MathML is very cool, and viewing a piece of MathML in, say, Firefox (with the associated fonts) is an utter bliss. But do you realize how extremely verbose it really is? Take the example of x^2. Here's how you would mark it up with HTML:

x<sup>2</sup>

Which renders as such:

x2

Here's the same expression in MathML:

<math xmlns="http://www.w3.org/1998/Math/MathML">
<msup>
  <mi>x</mi>
  <mn>2</mn>
</msup>
</math>

Which renders like this (assuming, of course, you're using Firefox or Mozilla):

x2

Not really too verbose. But it gets worse if you have something like 2x^5a.
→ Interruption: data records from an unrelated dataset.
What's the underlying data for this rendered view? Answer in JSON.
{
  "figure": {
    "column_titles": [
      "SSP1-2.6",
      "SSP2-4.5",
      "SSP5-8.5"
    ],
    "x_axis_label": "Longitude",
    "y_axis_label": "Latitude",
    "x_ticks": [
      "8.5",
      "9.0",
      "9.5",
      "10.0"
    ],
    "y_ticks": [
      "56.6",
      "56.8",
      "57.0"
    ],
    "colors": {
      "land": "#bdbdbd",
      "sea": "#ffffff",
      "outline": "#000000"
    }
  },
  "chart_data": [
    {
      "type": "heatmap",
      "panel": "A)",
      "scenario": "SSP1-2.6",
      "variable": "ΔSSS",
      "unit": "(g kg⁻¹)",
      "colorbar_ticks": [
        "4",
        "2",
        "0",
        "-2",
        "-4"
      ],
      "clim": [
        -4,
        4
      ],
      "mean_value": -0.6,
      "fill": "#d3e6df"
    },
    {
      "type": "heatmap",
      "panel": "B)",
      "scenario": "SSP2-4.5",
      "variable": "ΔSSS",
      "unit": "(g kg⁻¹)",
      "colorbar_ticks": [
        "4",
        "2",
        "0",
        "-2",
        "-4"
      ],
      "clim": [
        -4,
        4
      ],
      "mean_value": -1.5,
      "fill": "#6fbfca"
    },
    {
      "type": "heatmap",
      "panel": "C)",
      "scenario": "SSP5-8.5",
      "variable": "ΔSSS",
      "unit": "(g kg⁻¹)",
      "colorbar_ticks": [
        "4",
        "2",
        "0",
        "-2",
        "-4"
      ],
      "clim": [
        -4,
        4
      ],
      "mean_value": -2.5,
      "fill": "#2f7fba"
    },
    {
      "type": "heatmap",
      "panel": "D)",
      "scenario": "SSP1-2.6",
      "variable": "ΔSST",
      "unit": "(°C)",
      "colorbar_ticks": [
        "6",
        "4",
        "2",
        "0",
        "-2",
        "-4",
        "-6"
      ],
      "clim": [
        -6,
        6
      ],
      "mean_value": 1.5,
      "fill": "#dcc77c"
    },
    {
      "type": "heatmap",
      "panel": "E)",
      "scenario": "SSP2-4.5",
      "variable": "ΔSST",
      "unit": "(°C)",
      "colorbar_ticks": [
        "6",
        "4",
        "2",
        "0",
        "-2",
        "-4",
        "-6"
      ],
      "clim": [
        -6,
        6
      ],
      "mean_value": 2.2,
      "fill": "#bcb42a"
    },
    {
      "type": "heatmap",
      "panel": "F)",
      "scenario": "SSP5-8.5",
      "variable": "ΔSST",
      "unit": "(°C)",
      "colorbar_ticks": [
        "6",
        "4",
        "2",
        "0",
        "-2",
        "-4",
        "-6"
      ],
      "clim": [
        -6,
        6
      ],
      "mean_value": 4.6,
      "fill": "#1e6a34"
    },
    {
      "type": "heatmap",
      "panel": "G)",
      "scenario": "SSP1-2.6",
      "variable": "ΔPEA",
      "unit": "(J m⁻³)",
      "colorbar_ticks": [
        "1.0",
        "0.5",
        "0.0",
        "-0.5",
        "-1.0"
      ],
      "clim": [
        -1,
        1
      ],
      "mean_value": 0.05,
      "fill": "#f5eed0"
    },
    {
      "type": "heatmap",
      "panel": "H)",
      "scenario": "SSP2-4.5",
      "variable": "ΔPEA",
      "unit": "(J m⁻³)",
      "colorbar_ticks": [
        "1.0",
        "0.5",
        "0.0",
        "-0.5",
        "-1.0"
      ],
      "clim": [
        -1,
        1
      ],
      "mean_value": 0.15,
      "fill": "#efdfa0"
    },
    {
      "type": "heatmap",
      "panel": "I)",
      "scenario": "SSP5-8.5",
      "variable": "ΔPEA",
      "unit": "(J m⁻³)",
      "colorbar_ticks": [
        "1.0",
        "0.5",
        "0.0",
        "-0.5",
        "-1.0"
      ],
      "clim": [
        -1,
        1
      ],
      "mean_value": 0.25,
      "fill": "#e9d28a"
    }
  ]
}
HTML:

2x<sup>5a</sup>

Which renders as:

2x5a

And with MathML:

<math xmlns="http://www.w3.org/1998/Math/MathML">
<msup>
  <mrow>
    <mn>2</mn>
    <mo>&InvisibleTimes;</mo>
    <mi>x</mi>
  </mrow>
  <mrow>
    <mn>5</mn>
    <mo>&InvisibleTimes;</mo>
    <mi>a</mi>
  </mrow>
</msup>
</math>

And rendered:

2x5a

That's pretty verbose, no? There are several reasons why I bother.

  1. It's superior to using images and plain text.
  2. It can nest expressions to arbitrary depths.
  3. It prints and renders well.
  4. It's computable. I haven't seen a UA which can do this yet, nor have I really looked for one. But the idea is exciting.